THE GREY RAIN RIFFS ON THE WINDOWS
The grey rain riffs on the windows
as if it’s been listening to too much rap.
Fragrance of gasoline blooming in the gutters.
People all look like daffodils in baseball caps.
Wish I wanted something enough to buy it again,
and it’s been a while since I’ve been with a woman
who wanted anything for me. I’m inside here
dethorning the intensity of the black rose
imploding under its own mass as its core
condenses in a withered star like a heart
whose light’s run out. The fire in my blood
took it all one nightshift further than red
and now I can see in the dark like a black hole.
Nightvisions in broad daylight. I can see the stars
shining through the smudged pearl of the sun
trying to glow its way through the clouds.
I can see the skulls of insurrectionist dreams
deep underground in the cults of my cells
trying to assess the direction of the bomb blast
to insure the maximum damage. Not all roads
are trying to make friends with people
who walk them like cowpaths littered with road kill.
It’s better to be lost as the lesser of two evils
when clarity scorches the heart radioactively.
Dissociation, Deconstruction, Disintegration,
I’ve evolved like a language into a grammar
of oxymorons just to keep my thoughts and feelings
together in a syntactical world of unpunctuated scalpels.
Alloys of a stronger metal are not estranged
like copper and tin from the cutting edge of the sword
by the colour of their skin or religion in the Bronze Age.
Love comes at me in the darkness of these depths
like a crossroads of light from all directions at once
by which I know the radiance that’s found me
is not just another flashlight that’s still looking.
And there are Sufis whirling like weathervanes
in blue woollen robes, and enlightened Zen masters
gently picking the fleas out of their chest hairs
and thanking the thieves for leaving the moon in the window,
and demonic demons with the insight of black diamonds
all telling me you lose control if you hesitate in the moment,
or stand up, sit down, walk, or run, but whatever you do
don’t wobble. And I plunge into the galaxy with both feet
hoping to make a big splash in the red tide of the stars
and I either drown in the light, or I end up
blowing hyperbolic bubbles into a bulky multiverse.
I haven’t turned my senses into lenses,
starmaps, and spectrographs, but I’m not blind
to what’s living under my eyelids in a chaos
of crazy-wisdom playing picture-music
in a band of clowns, just to get a good laugh
out the oracles that are prone to never
take their own advice so seriously
they couldn’t change their minds.
You can’t refit a round suggestion
into a square meaning, and it’ cruel to try.
I have long wavelengths of thought
that burn like iodine and salt in sea kelp
but I don’t whip the eyes of the tide
just to get things flowing like tears my way.
I don’t throw acid in the faces
of tomorrow’s beauty queens learning to read
the writing on the wall as just the wall’s way
of threatening you into letting it protect you.
I don’t boil kids in their mother’s milk
and I don’t practise the kind of spiritual judo
that uses a person’s best ideals against them.
Especially as I get older, I would rather be
obliterated by wonder and gratitude
that I got to be all this without any effort of my own
than have my awe underwhelmed
by petty renditions of the black farce
that welds some people’s eyes shut like
an eclipse stronger than the original bond.
But there again, if you’re happy being a scar, mend.
What could it mean to the stars
if you can’t see them during the day?
And I’ve said it before, and I’ll say it again
to those of you who have taken a more radiant path,
blazing is a kind of blindness too
that keeps you from seeing the diamond in the coal.
Yesterday oxygen was alien ore as toxic
as the love apples of superstitious tomatoes
two hundred years ago it was death to eat.
And it’s poignant to remember that any ground
you plant your flag in like a flower without a root,
like a placard without a rally, is
a charged particle field that reverses spin
synchronistically like a revolution
in an hourglass relationship with what it overthrew.
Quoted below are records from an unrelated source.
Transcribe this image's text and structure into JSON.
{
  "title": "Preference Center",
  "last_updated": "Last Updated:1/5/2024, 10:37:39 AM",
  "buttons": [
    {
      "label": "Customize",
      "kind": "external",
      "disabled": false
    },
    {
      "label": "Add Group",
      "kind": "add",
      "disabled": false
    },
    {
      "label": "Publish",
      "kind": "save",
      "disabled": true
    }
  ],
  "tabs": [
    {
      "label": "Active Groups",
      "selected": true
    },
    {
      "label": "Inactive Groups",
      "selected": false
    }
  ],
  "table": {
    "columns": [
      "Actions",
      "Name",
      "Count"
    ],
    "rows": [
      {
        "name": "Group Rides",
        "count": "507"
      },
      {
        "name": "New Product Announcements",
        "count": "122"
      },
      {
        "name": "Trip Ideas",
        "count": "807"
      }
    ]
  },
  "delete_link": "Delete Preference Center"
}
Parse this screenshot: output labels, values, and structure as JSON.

Consciousness is necessarily bifurcated by its blossoms
into two points of view, but deeper down
in the bloodstream of its darkest roots
it doesn’t make a distinction between an I and a You.
Subject and object aren’t separated
by a skin of water empty as the mirage
of a bubble within and lustrous as the stone
that broke the window without. This world
isn’t happening to you from the outside
and you’re not making it up within like a lie
you can tell your children about being alive.
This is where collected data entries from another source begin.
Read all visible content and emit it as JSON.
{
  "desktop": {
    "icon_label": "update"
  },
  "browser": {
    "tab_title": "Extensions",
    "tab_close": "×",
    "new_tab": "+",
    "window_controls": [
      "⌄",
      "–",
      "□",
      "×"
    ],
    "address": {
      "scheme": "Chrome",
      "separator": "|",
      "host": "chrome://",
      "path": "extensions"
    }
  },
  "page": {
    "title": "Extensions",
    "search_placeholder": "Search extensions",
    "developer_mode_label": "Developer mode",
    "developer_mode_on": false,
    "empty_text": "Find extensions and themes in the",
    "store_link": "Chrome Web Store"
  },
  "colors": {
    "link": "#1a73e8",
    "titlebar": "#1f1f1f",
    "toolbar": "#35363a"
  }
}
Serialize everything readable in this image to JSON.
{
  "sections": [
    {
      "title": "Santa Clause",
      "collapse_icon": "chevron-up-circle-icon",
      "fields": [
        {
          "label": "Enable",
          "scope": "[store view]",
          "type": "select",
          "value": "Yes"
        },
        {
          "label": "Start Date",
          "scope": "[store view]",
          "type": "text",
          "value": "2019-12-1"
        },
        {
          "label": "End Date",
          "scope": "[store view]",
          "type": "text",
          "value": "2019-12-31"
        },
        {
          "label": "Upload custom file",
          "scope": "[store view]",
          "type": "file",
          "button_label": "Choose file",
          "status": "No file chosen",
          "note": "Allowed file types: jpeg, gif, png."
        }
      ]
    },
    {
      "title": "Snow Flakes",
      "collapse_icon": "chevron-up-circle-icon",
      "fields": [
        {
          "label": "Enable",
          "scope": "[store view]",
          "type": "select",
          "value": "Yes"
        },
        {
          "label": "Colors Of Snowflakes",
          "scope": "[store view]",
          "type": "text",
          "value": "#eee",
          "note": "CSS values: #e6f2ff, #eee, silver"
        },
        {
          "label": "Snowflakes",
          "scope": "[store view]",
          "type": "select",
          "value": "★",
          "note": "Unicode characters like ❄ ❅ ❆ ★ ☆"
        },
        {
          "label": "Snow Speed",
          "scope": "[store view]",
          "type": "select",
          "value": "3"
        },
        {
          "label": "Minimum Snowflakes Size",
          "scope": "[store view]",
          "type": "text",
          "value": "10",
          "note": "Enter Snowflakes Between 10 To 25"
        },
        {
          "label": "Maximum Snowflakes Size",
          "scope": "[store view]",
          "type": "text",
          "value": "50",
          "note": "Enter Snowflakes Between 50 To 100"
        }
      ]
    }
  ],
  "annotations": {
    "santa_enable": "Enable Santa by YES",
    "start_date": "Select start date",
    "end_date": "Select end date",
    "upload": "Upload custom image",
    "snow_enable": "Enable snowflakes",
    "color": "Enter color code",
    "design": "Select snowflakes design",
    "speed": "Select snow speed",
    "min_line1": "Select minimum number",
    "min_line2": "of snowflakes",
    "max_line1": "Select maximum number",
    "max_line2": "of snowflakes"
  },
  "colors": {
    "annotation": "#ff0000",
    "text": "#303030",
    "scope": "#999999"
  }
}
No one’s wholly wise who still possesses a mind.
No one’s totally ignorant if they give
a red cane to a blind traffic light to see it coming.
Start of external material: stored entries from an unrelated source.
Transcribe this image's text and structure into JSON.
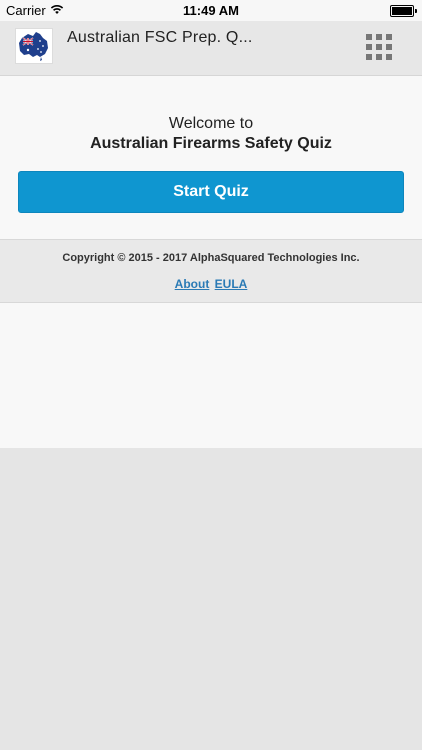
{
  "status_bar": {
    "carrier": "Carrier",
    "time": "11:49 AM",
    "wifi_icon": "wifi-icon",
    "battery_icon": "battery-icon"
  },
  "header": {
    "title": "Australian FSC Prep. Q...",
    "logo": "australia-map-flag-logo",
    "menu_icon": "grid-icon"
  },
  "main": {
    "welcome": "Welcome to",
    "quiz_title": "Australian Firearms Safety Quiz",
    "start_label": "Start Quiz"
  },
  "footer": {
    "copyright": "Copyright © 2015 - 2017 AlphaSquared Technologies Inc.",
    "about_label": "About",
    "eula_label": "EULA"
  },
  "colors": {
    "accent": "#0f96d0",
    "link": "#2a7ab5"
  }
}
I don’t trim the wicks of my comets
as if they were candles at a black mass.
I can breathe fire like Draco at the North Pole,
but when I’m not axially aligned with the earth
I can look into the eyes of my fiercest dragons
and see at the bottom of a telescopic well
millions of fireflies lost in a labyrinth of mirrors
looking for an insight into the nature of life
that would true all the others like crystal eyes
caught in the eleven dimensional net
of enlightened lies where time and the timeless intersect
and synteretic sparks ricochet like spiritual eagles
off the slopes of mountainous eras of grace.